Standard Linear Solid (SLS) - Square Wave Response
Understanding This Visualization
What is Square Wave Loading? This dashboard shows how a viscoelastic material responds to a square wave strain input—a pattern that alternates between two constant values (like an on/off switch). This type of loading is useful for understanding how materials respond to sudden changes and for testing numerical integration methods.
How to Read the Plots:
- Top Left - Stress Response: Shows how the stress evolves over time in response to the square wave strain. Notice how the stress doesn't jump instantly when the strain changes—it transitions smoothly due to the material's viscoelastic nature. The stress relaxes during each constant-strain period.
- Top Right - Strain Input: The square wave strain alternates between 0 and a constant value (0.01) every 0.5 seconds. This creates a periodic on/off pattern.
- Bottom Left - Stress-Strain Relationship: Shows how stress and strain are related during the loading cycle. The path forms a loop that evolves over multiple cycles as the material reaches a steady-state response.

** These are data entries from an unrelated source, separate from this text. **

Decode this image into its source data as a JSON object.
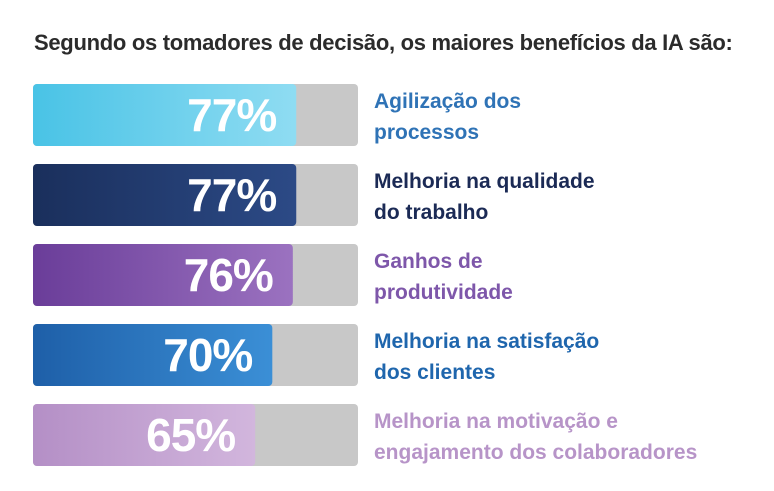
{
  "chart_data": {
    "type": "bar",
    "orientation": "horizontal",
    "title": "Segundo os tomadores de decisão, os maiores benefícios da IA são:",
    "xlim": [
      0,
      100
    ],
    "categories": [
      [
        "Agilização dos",
        "processos"
      ],
      [
        "Melhoria na qualidade",
        "do trabalho"
      ],
      [
        "Ganhos de",
        "produtividade"
      ],
      [
        "Melhoria na satisfação",
        "dos clientes"
      ],
      [
        "Melhoria na motivação e",
        "engajamento dos colaboradores"
      ]
    ],
    "values": [
      77,
      77,
      76,
      70,
      65
    ],
    "labels": [
      "77%",
      "77%",
      "76%",
      "70%",
      "65%"
    ],
    "colors": [
      {
        "fill_start": "#49c3e6",
        "fill_end": "#8fdcf2",
        "text": "#2f73b6"
      },
      {
        "fill_start": "#1a2f5c",
        "fill_end": "#2c4a86",
        "text": "#1b2a55"
      },
      {
        "fill_start": "#6a3d99",
        "fill_end": "#9b72c0",
        "text": "#7e57aa"
      },
      {
        "fill_start": "#1e5fa8",
        "fill_end": "#3b8fd6",
        "text": "#1f66ad"
      },
      {
        "fill_start": "#b48fc6",
        "fill_end": "#d2b6dd",
        "text": "#b794c8"
      }
    ],
    "track_color": "#c8c8c8"
  }
}
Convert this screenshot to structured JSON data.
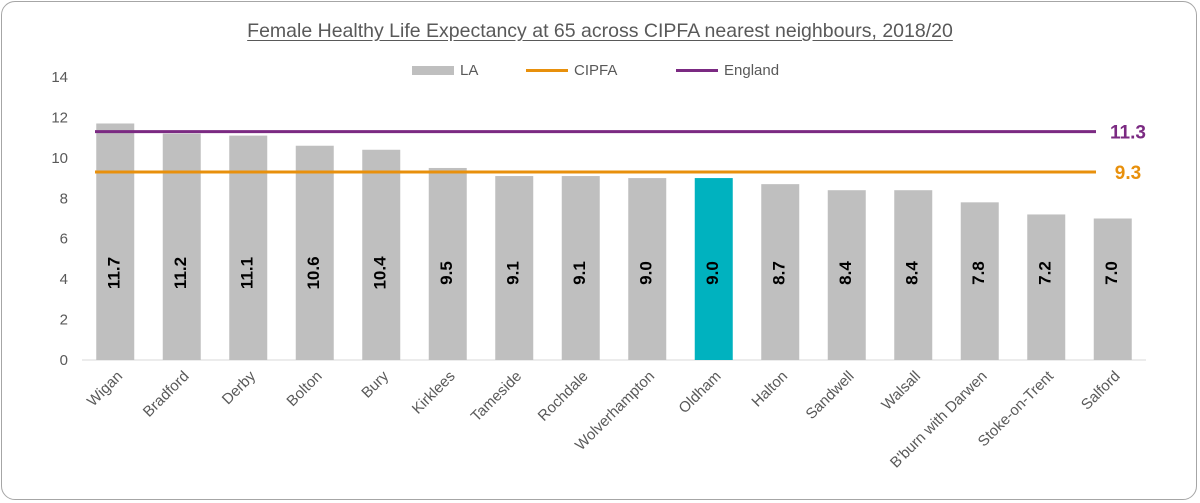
{
  "chart_data": {
    "type": "bar",
    "title": "Female Healthy Life Expectancy at 65 across CIPFA nearest neighbours, 2018/20",
    "categories": [
      "Wigan",
      "Bradford",
      "Derby",
      "Bolton",
      "Bury",
      "Kirklees",
      "Tameside",
      "Rochdale",
      "Wolverhampton",
      "Oldham",
      "Halton",
      "Sandwell",
      "Walsall",
      "B'burn with Darwen",
      "Stoke-on-Trent",
      "Salford"
    ],
    "values": [
      11.7,
      11.2,
      11.1,
      10.6,
      10.4,
      9.5,
      9.1,
      9.1,
      9.0,
      9.0,
      8.7,
      8.4,
      8.4,
      7.8,
      7.2,
      7.0
    ],
    "highlight_category": "Oldham",
    "series": [
      {
        "name": "LA",
        "kind": "bar",
        "color": "#bfbfbf"
      },
      {
        "name": "CIPFA",
        "kind": "line",
        "value": 9.3,
        "color": "#e8900c"
      },
      {
        "name": "England",
        "kind": "line",
        "value": 11.3,
        "color": "#7b2a82"
      }
    ],
    "highlight_color": "#00b2bf",
    "ylim": [
      0,
      14
    ],
    "yticks": [
      0,
      2,
      4,
      6,
      8,
      10,
      12,
      14
    ],
    "reference_labels": [
      "11.3",
      "9.3"
    ],
    "grid": false,
    "legend_position": "top-center",
    "xlabel": "",
    "ylabel": ""
  }
}
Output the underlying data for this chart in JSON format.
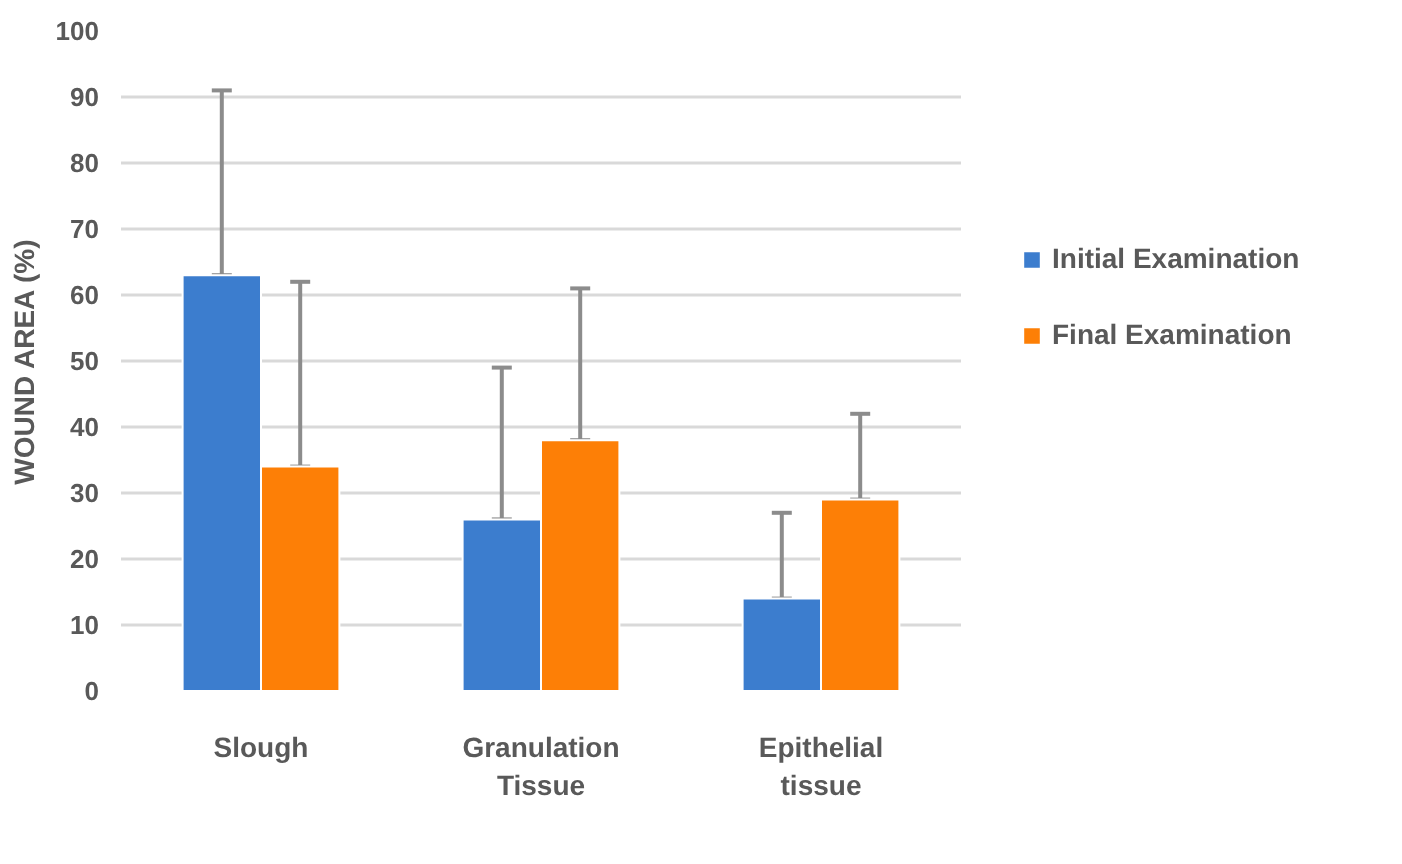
{
  "chart_data": {
    "type": "bar",
    "ylabel": "WOUND AREA (%)",
    "categories": [
      "Slough",
      "Granulation Tissue",
      "Epithelial tissue"
    ],
    "series": [
      {
        "name": "Initial Examination",
        "color": "#3c7dce",
        "values": [
          63,
          26,
          14
        ],
        "errors": [
          [
            63,
            91
          ],
          [
            26,
            49
          ],
          [
            14,
            27
          ]
        ]
      },
      {
        "name": "Final Examination",
        "color": "#fd7f06",
        "values": [
          34,
          38,
          29
        ],
        "errors": [
          [
            34,
            62
          ],
          [
            38,
            61
          ],
          [
            29,
            42
          ]
        ]
      }
    ],
    "ylim": [
      0,
      100
    ],
    "yticks": [
      0,
      10,
      20,
      30,
      40,
      50,
      60,
      70,
      80,
      90,
      100
    ],
    "grid": "y",
    "legend": "right"
  }
}
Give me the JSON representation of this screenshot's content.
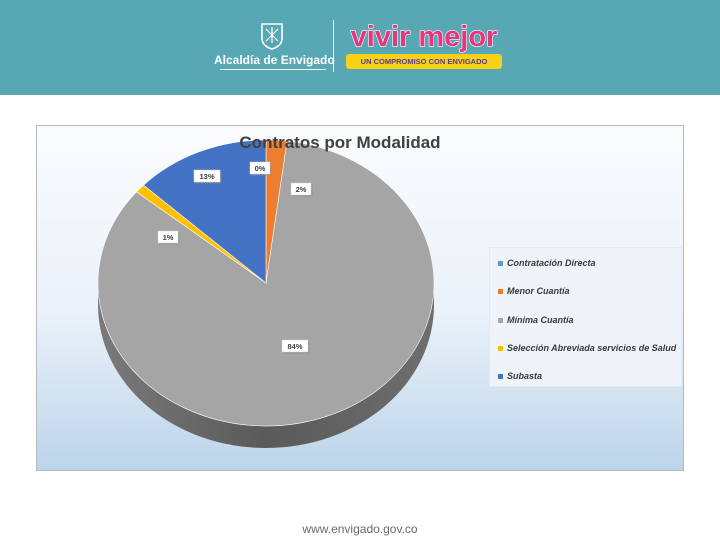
{
  "header": {
    "org_name": "Alcaldía de Envigado",
    "brand_name": "vivir mejor",
    "tagline_prefix": "UN COMPROMISO CON ",
    "tagline_emphasis": "ENVIGADO",
    "background_color": "#57a7b4"
  },
  "chart_data": {
    "type": "pie",
    "title": "Contratos por Modalidad",
    "legend_position": "right",
    "series": [
      {
        "name": "Contratación Directa",
        "value": 0,
        "label": "0%",
        "color": "#5b9bd5"
      },
      {
        "name": "Menor Cuantía",
        "value": 2,
        "label": "2%",
        "color": "#ed7d31"
      },
      {
        "name": "Mínima Cuantía",
        "value": 84,
        "label": "84%",
        "color": "#a5a5a5"
      },
      {
        "name": "Selección Abreviada servicios de Salud",
        "value": 1,
        "label": "1%",
        "color": "#ffc000"
      },
      {
        "name": "Subasta",
        "value": 13,
        "label": "13%",
        "color": "#4472c4"
      }
    ]
  },
  "footer": {
    "url": "www.envigado.gov.co"
  }
}
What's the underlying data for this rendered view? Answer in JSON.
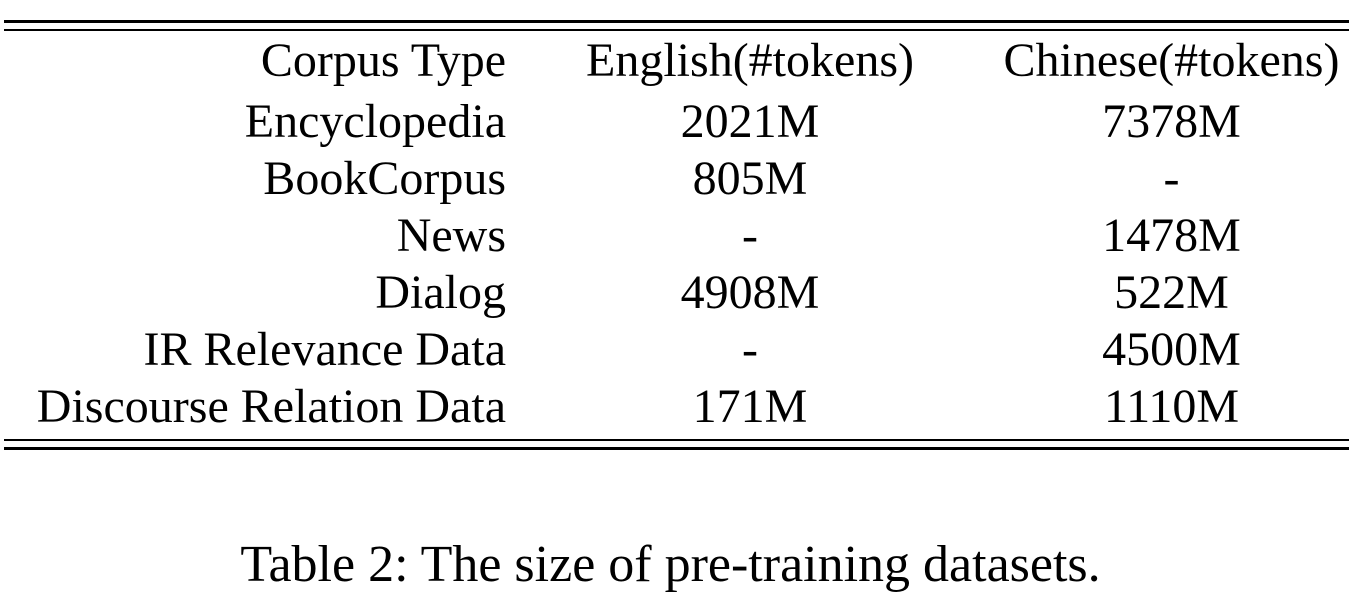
{
  "table": {
    "headers": {
      "corpus_type": "Corpus Type",
      "english": "English(#tokens)",
      "chinese": "Chinese(#tokens)"
    },
    "rows": [
      {
        "corpus_type": "Encyclopedia",
        "english": "2021M",
        "chinese": "7378M"
      },
      {
        "corpus_type": "BookCorpus",
        "english": "805M",
        "chinese": "-"
      },
      {
        "corpus_type": "News",
        "english": "-",
        "chinese": "1478M"
      },
      {
        "corpus_type": "Dialog",
        "english": "4908M",
        "chinese": "522M"
      },
      {
        "corpus_type": "IR Relevance Data",
        "english": "-",
        "chinese": "4500M"
      },
      {
        "corpus_type": "Discourse Relation Data",
        "english": "171M",
        "chinese": "1110M"
      }
    ]
  },
  "caption": "Table 2: The size of pre-training datasets."
}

- Bottom Right - Characteristic Values: Key parameters including the current time step (Δt) used in the numerical simulation, maximum stress, and material properties. The time step affects the accuracy of the numerical solution.
Using the Slider: Adjust the time step (Δt) to see how the numerical integration accuracy changes. Smaller time steps provide more accurate results but require more computation. Larger time steps may introduce numerical errors, especially during rapid changes in the strain.
Real-World Example: Imagine repeatedly pressing and releasing a stress ball. Each press applies a sudden load (like the square wave), and you can feel how the material responds and relaxes. This dashboard simulates that behavior and shows how engineers use numerical methods to predict material responses accurately.
Note on Numerical Methods: This simulation uses the Backward Euler method, a numerical technique for solving differential equations that govern viscoelastic behavior. The choice of time step is crucial—too large and the solution becomes inaccurate; too small and computation becomes inefficient.